Entre las fachadas coloridas de rojos, azules, verdes y terracotas encontrarás el Portal del Comercio, erigido en 1855. El edificio es muy bello y alberga excelentes talleres de platería, donde podrás adquirir piezas a muy buen precio. También aquí hay restaurantes con excelentes curados de pulque, barbacoa con tortillas hechas a mano, y humeante café que puedes tomar con los ricos cocoles.

La Iglesia de Nuestra Señora del Rosario, del siglo XVI, es una edificación colonial que también merece de atención.

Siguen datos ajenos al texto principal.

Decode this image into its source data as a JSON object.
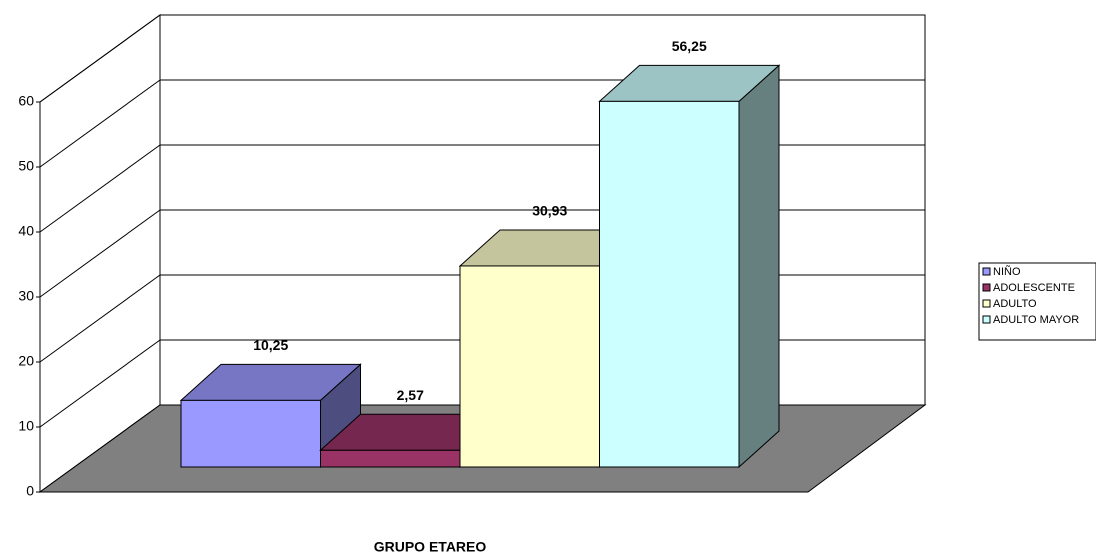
{
  "chart_data": {
    "type": "bar3d",
    "x_label": "GRUPO ETAREO",
    "categories": [
      "NIÑO",
      "ADOLESCENTE",
      "ADULTO",
      "ADULTO MAYOR"
    ],
    "values": [
      10.25,
      2.57,
      30.93,
      56.25
    ],
    "value_labels": [
      "10,25",
      "2,57",
      "30,93",
      "56,25"
    ],
    "colors": [
      "#9999ff",
      "#993366",
      "#ffffcc",
      "#ccffff"
    ],
    "ylim": [
      0,
      60
    ],
    "yticks": [
      0,
      10,
      20,
      30,
      40,
      50,
      60
    ],
    "grid": true,
    "legend": "right"
  }
}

A un costado, en el viejo edificio de la Alianza de Mineros, es interesante su set creado exprofeso para tomarse la foto típica con la imagen del socavón al fondo; esto incluye el casco de minero y todos los instrumentos necesarios para las tareas que se realizan en las entrañas de la tierra.

El Templo de San Diego también vale la pena, en su interior se encuentra el patrono de la localidad: el Cristo Minero, también conocido como el Señor de Zelontla. Su semblante de minero, con su sombrero y su lámpara, es de llamar la atención. Y el mercado municipal merece una visita, su monumento al minero anónimo que se encuentra al frente del edificio es muy emblemático y querido por los habitantes de Real del Monte. Asimismo, el Centro Artesanal y Gastronómico El Parián tampoco lo podrás omitir, aquí podrás dar rienda suelta a tu antojo de pastes dulces y salados.

El Panteón Inglés

A unos quince minutos del centro del pueblo, yendo al Valle de Peñas Cargadas, está el Panteón Inglés, que es uno de los rincones más icónicos de Real del Monte. Es muy recomendable que recurras a un guía del lugar para que te cuente las leyendas de este camposanto;, entre lápidas, mausoleos, y tumbas te irá relatando la procedencia de los ilustres finados británicos, algunos con interesantes símbolos masónicos en sus lápidas, y te hará notar que todas las tumbas están orientadas hacia Inglaterra. En algún momento, llegarás al mausoleo del famoso payaso Richard Bell que pidió ser enterrado en Real del Monte, pero con la condición que su tumba estuviese en sentido contrario a lo que marcaba la tradición, por supuesto muchos han interpretado este detalle como un homenaje de Bell a México.

De los españoles que estuvieron en esta región minera durante la época colonial ya no quedan muchas referencias, y por el contrario, de los ingleses que llegaron al Corredor de la Montaña ya en tiempos del México Independiente, quedan estos vestigios cargados de mitos y leyendas.

La Mina de Acosta

No podrás irte de este Pueblo Mágico sin conocer las entrañas de las minas, que son el origen de estos pueblos de la montaña. El mejor ejemplo es la Mina de Acosta, a unos quince minutos en auto del centro del pueblo. La actividad de esta mina inició en 1727 y no cesó hasta 1985.

El recorrido por el lugar es excitante. Para internarte a sus más de 500 metros de profundidad, tendrás que ponerte casco de minero con lámpara, botas y overo; toda la indumentaria te la proporcionará el Museo del Sitio, que también ofrece interesantes visitas a los cuartos de máquinas y por las bodegas de la mina.

En los salones de exhibición del museo hay fotografías expuestas, así como planos y maquetas para entender el funcionamiento de las máquinas y de la mina. También podrás conocer las distintas etapas de producción de la mina en sus casi 250 años de operación; primero la etapa de la colonia, con procesos de extracción muy arcaicos, luego la etapa inglesa, ya con la introducción de las maquinarias de vapor, y finalmente la norteamericana, con las ventajas de la electricidad. Sin duda la experiencia resulta didáctica.

En fin, Real del Monte y todo el Corredor de la Montaña es un destino mágico para tus próximas vacaciones. Muy cerca de la Ciudad de México y de la capital del estado Pachuca, esta región de parajes idílicos lo tiene todo para que pases una estancia agradable.